When you want to check a value against a list of stored values, there are several ways to do it.
One way, which is not very performant, is to loop through a slice of values:
needle := "three"
haystack := []string{ "one", "two", "three" }
found := false
for _, v := range haystack {
if needle == v {
found = true
break
}
}
While that may sometimes present itself as the most obvious option, it comes with a time complexity of O(n)
, meaning it scales linearly with the number of values in haystack
. With a slice of ten million values, the worst-case scenario means looping through all of those values before you realize that the needle
you're looking for isn't there.
A more performant way of handling this is to use a map
to achieve O(1)
lookups. By storing your values as keys in a map
, you can simply use Golang's built-in indexing to see if the needle
exists among the keys in the map
. The values, therefore, don't matter - we just need to know if the key exists.
Until recently, this is how I would have done that:
needle := "three"
var haybool = map[string]bool{
"one": false,
"two": false,
"three": false,
}
_, found := haybool[needle]
I used false
because I thought a bool
would be among the most memory-efficient ways to populate a map
.
That changed when I had a reason to dig into the actual memory allocation sizes of Golang data types. On the surface, some data type sizes are obvious, e.g. int32
is 32 bytes.

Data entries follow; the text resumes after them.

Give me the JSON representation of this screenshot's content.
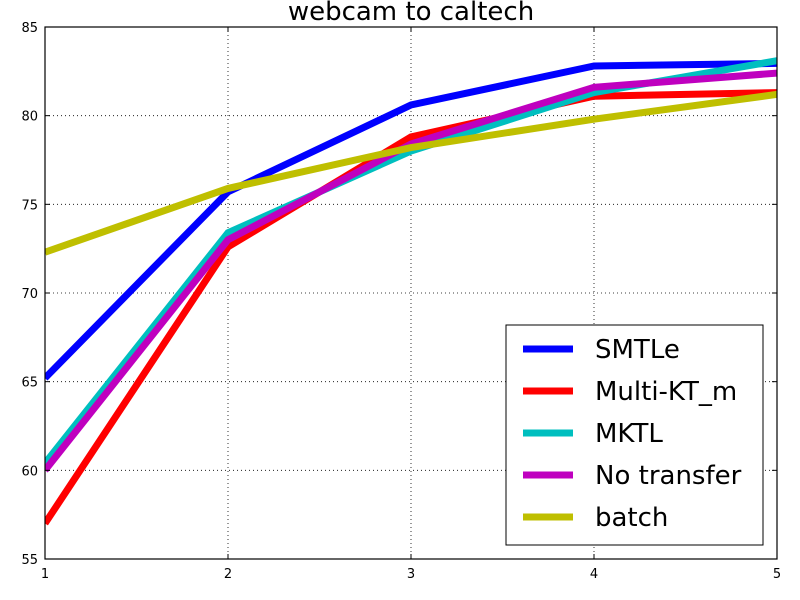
{
  "chart_data": {
    "type": "line",
    "title": "webcam to caltech",
    "xlabel": "",
    "ylabel": "",
    "x": [
      1,
      2,
      3,
      4,
      5
    ],
    "xticks": [
      "1",
      "2",
      "3",
      "4",
      "5"
    ],
    "yticks": [
      "55",
      "60",
      "65",
      "70",
      "75",
      "80",
      "85"
    ],
    "xlim": [
      1,
      5
    ],
    "ylim": [
      55,
      85
    ],
    "grid": true,
    "legend_position": "lower-right",
    "series": [
      {
        "name": "SMTLe",
        "color": "#0000ff",
        "values": [
          65.2,
          75.7,
          80.6,
          82.8,
          82.95
        ]
      },
      {
        "name": "Multi-KT_m",
        "color": "#ff0000",
        "values": [
          57.0,
          72.6,
          78.8,
          81.1,
          81.3
        ]
      },
      {
        "name": "MKTL",
        "color": "#00bfbf",
        "values": [
          60.4,
          73.4,
          78.0,
          81.3,
          83.1
        ]
      },
      {
        "name": "No transfer",
        "color": "#bf00bf",
        "values": [
          60.0,
          73.0,
          78.4,
          81.6,
          82.4
        ]
      },
      {
        "name": "batch",
        "color": "#bfbf00",
        "values": [
          72.3,
          75.9,
          78.2,
          79.8,
          81.2
        ]
      }
    ]
  }
}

Some others, like a map
, are less obvious.
If we crack open the Golang source code, we can see how primitive, fixed-length data types are allocated memory:
var basicSizes = [...]byte{
Bool: 1, // a bool is one byte
Int8: 1,
Int16: 2,
Int32: 4,
Int64: 8,
Uint8: 1,
Uint16: 2,
Uint32: 4,
Uint64: 8,
Float32: 4,
Float64: 8,
Complex64: 8,
Complex128: 16,
}
Just below that, we can see that an empty Array
and an empty Struct
each get zero-byte allocations:
func (s *StdSizes) Sizeof(T Type) int64 {
switch t := under(T).(type) {
// ...
case *Array:
n := t.len
if n <= 0 {
return 0 // an empty Array gets zero bytes
}
// ...
case *Struct:
n := t.NumFields()
if n == 0 {
return 0 // an empty Struct gets zero bytes
}
// ...
}
}
That's interesting.
In theory, if I change the values type to a bool
, I should be able to save some memory, especially as this map
gets bigger:
needle := "three"
var haystruct = map[string]struct{}{
"one": {},
"two": {},
"three": {},
}
_, found := haystruct[needle]
I had to do some digging to see how the underlying complexity of a map
impacts memory, given that it's dynamically allocated. I ended up going with the approach listed in this SO answer, which I'll admit is disputed. Still, it made sense from a logical perspective.
The results were as expected - the empty struct ended up saving some memory, albeit not much:
Size of haybool 2000
Size of haystruct 1920
You can see the code in The Go Playground.
High five to Ashutosh Narkar for commenting on my PR, which prompted me to dive down this rabbit hole.